I have a Google alert set to look for copies of our ebooks that are being shared on the Internet. Google doesn’t search the file hosting sites directly, but it does search all the indexing sites. When I get an alert that one of our books is available for copying, I immediately go to the indexing site, follow the links to the file hosting sites, and file DMCA takedown notices with them.

It’s important that I do this quickly, for several reasons. First, the indexing sites seem to copy one another, so if one of our books appears on one of them, several more will pick it up within a few days. Second, some of the indexing sites attempt to defeat DMCA takedown notices by downloading the book from one file hosting site and then re-uploading it with a different name to the same hosting site and four or five others. That way they get a “private” copy that’s less vulnerable to being taken down and that causes me more work.

Also, while filing a DMCA takedown notice isn’t hard, it’s not instantaneous either. I’ve automated it to the extent that I can copy the URL of the offending page, create and address a new email message in Mailplane, and invoke a Keyboard Maestro macro that builds the customized takedown message (and records the URL for future reference). Some sites require that I fill out complex forms to submit a takedown notice, which increases the effort tremendously.
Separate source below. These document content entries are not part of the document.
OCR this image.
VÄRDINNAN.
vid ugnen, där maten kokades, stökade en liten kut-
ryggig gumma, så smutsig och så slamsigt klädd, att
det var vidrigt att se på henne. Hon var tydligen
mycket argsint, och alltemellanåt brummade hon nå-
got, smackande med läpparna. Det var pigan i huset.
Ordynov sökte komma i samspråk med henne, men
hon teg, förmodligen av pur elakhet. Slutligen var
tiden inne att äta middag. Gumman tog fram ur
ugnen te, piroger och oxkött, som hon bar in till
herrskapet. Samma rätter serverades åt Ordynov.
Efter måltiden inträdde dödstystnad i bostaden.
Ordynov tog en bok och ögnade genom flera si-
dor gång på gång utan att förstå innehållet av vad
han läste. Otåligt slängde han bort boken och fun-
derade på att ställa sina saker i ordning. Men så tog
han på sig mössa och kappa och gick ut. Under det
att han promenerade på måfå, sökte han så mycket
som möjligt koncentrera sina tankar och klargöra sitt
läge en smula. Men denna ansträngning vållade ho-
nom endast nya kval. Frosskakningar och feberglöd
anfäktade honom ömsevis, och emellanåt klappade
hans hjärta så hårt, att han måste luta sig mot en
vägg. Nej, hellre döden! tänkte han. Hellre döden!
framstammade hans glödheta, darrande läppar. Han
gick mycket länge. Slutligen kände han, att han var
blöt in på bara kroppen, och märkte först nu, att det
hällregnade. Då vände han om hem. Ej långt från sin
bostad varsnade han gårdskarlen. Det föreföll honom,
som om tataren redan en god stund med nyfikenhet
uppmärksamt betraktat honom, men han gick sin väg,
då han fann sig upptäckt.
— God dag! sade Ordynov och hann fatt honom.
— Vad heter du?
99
But the real problem is that it’s seldom a matter of filing one DMCA takedown; because the indexing sites often list related pages, each of which will link to four or five file hosting sites, I often end up filing numerous takedowns at all once. To give you an idea of the
severity of the problem, I’ve filed DMCA takedowns in nearly 1,000 instances. That’s a lot of time.

With the larger file hosting sites, the DMCA takedowns are quick, and that prevents the indexing sites from spreading the files further. But the indexing sites are even shadier, and either don’t accept DMCA takedowns at all or just ignore them. No matter what, though, I never get the sense that either of these types of sites give a damn. My DMCA takedowns are nothing more than an annoyance to them.

Oh, and BitTorrent? Because of the peer-to-peer nature of the sharing and the way the torrent search engines work, there’s no way to issue a DMCA takedown notice. So I don’t have a lot of sympathy for BitTorrent. (And yes, I’m fully aware that BitTorrent and the file hosting services can and are used for legitimate purposes; I strongly suspect that their legitimate uses are a small fraction of overall usage.)

Web-based file sharing used to be more of a problem. In mid 2011, Google changed its search algorithm so that the indexing sites are significantly deprecated in search results. Before this, it was possible to search for the title of one of our books and have a free download link appear on the first page of the search results. That was truly concerning, since Google was presenting legitimate and illegitimate methods of acquisition with nearly equal rank.

Again, if I don’t believe these sites are harmful, why am I going to all this effort? First, it really did seem for a while as though if they weren’t stopped, the free downloads would become more popular than our actual pages in search results. And second, if my takedowns are an annoyance, good! If anyone is the victim here, it’s me, and if all I can do is cause them extra work in removing my files, that’s what I’ll do. In my wildest dreams, the extra work will make the business model enough less attractive that they’ll shut the sites down.

So, in the end, let’s bury SOPA and PIPA back under the rock from which they crawled, but let’s not pretend that widespread copying is necessarily a good thing or that the companies that SOPA and PIPA intend to target are anything but sleazeballs out to make a buck off the hard work of others.